Saskatchewan has yet to be hit by the Canadian Union of Postal Worker's rotating strikes, but mail service will still be affected. Starting next week, Canada Post says that mail delivery will be reduced to Mondays, Wednesdays, and Fridays for the duration of the job action. Right now it seems there just isn't enough business to justify regular service.

Many people who rely on Canada Post are playing it safe and switching to other couriers, who are bulking up their staff to take on the extra work.

At the STC Parcel company, there has been an increase in business since the news of the Canada Post strike. Deanna Bergbursch says the company's same day service has seen jumps. "We have over 200 locations in the province, some of them provide same day service, and we can ship parcels across the country through out interline agreements with greyhound and other regional carriers."

It's the same story at a UPS store in downtown Saskatoon.
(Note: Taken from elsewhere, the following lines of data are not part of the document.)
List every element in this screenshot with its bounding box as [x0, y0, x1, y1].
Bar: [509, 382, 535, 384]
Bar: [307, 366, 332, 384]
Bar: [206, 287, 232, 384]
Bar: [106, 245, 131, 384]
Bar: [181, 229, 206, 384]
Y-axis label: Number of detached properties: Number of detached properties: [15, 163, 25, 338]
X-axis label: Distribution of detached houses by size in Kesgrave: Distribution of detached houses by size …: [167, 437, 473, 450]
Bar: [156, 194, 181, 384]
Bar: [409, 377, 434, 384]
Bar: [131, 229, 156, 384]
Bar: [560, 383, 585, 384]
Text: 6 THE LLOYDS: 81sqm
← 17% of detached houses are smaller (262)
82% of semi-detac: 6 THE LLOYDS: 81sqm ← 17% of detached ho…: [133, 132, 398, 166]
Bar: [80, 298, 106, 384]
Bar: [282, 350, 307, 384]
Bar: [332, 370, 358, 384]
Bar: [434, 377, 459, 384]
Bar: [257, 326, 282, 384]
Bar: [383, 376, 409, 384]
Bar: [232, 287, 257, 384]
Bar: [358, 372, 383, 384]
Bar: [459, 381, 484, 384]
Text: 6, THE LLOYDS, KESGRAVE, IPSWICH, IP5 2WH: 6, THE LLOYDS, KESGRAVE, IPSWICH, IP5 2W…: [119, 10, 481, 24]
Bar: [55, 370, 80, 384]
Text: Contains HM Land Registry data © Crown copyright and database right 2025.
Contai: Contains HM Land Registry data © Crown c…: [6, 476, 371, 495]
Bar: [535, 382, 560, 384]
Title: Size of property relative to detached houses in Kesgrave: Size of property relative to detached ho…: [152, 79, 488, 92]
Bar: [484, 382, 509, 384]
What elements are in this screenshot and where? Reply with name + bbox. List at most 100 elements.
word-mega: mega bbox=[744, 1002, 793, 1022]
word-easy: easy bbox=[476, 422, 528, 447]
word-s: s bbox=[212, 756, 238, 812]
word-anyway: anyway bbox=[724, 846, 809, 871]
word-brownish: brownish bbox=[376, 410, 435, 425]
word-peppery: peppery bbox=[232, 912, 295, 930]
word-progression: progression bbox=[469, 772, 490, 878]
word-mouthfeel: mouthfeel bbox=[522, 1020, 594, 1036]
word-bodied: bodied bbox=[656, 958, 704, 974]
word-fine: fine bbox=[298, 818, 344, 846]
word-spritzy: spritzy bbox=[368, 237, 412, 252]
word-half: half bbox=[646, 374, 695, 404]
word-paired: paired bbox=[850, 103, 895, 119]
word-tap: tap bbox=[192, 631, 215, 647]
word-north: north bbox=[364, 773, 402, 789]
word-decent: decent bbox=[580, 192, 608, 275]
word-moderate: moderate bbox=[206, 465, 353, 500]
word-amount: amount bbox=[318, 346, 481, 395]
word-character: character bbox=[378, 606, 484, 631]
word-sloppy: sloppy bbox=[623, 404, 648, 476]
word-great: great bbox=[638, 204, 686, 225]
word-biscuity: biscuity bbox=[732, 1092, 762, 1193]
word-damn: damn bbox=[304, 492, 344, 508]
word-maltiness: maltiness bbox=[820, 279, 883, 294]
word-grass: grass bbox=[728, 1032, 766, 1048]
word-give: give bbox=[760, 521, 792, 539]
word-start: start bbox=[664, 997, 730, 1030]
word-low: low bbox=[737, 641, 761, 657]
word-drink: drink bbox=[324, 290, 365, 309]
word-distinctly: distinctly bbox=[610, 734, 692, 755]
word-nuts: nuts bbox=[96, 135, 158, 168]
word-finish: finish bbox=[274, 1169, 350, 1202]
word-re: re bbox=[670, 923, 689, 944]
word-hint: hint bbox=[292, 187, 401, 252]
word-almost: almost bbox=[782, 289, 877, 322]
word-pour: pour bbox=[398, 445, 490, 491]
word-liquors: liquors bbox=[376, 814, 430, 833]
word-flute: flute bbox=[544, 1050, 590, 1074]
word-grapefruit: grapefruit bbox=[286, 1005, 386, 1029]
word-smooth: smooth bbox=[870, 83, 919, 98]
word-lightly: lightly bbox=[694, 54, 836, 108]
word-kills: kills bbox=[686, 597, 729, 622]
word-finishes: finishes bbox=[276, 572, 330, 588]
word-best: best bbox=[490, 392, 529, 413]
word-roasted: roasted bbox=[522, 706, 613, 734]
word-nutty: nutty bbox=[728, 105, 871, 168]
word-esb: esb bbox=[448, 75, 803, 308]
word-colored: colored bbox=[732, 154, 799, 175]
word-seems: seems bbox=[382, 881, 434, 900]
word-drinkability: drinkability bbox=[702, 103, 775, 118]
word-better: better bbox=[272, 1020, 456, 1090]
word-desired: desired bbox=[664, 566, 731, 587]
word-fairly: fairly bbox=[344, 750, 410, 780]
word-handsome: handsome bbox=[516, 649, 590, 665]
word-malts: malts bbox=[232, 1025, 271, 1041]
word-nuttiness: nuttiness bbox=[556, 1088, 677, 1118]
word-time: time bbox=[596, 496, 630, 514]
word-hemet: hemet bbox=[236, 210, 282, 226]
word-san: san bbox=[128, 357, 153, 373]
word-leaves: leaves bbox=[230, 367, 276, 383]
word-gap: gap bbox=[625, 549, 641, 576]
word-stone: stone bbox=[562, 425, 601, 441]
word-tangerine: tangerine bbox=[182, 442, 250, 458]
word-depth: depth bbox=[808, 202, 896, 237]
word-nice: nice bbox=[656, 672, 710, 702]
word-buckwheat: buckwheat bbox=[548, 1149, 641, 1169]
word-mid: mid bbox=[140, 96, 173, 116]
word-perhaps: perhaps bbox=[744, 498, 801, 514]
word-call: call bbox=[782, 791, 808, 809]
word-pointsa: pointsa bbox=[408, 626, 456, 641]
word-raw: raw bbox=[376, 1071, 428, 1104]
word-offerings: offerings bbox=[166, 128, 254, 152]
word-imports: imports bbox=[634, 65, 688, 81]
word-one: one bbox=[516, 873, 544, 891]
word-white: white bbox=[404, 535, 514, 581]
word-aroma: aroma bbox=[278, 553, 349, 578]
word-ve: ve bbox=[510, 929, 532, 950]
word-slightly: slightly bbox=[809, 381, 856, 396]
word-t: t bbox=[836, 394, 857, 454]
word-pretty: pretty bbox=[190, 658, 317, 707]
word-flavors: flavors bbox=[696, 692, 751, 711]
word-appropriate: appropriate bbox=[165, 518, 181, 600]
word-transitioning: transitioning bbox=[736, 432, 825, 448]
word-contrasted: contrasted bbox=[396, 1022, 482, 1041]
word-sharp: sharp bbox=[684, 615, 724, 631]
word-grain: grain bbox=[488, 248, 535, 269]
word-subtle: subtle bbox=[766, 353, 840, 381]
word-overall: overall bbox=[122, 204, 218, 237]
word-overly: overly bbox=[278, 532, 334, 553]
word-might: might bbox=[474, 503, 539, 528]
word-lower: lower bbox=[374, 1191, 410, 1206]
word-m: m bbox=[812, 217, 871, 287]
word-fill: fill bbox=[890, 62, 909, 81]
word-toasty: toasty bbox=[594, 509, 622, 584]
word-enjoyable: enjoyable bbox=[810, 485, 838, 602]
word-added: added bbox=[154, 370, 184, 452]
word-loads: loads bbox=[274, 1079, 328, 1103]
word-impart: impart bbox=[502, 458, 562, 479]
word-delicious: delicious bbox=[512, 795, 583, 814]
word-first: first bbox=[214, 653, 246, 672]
Talia Cantafio, an employee at UPS Saskatoon, says there's been a 40 per cent jump in mail service over the same time last year. "People are sending packages as well as lots of letters, money orders, passport stuff, things that people don't want to take the chance of losing or getting stuck."

Canada Post says negotiations continue but the two sides are far apart. The Crown Corporation says it's trying to deal with plunging mail volumes and revenues. The union says they want higher wages and are overworked.

Bev Ray is the Union President in Edmonton. She says there is a staffing shortage. "In the prairies this is where we've seen the bulk of the amount of forced overtime, and not enough staffing to cover letter carrier routes."

And at STC Parcel Express, they're preparing for what could be a very busy few weeks. In the event of a full blown walkout, the company will call in summer students early to help out.

The Canadian Union of Postal Workers announced late Wednesday afternoon its members will be off the job Thursday in a number of centres across the country, but not Saskatchewan.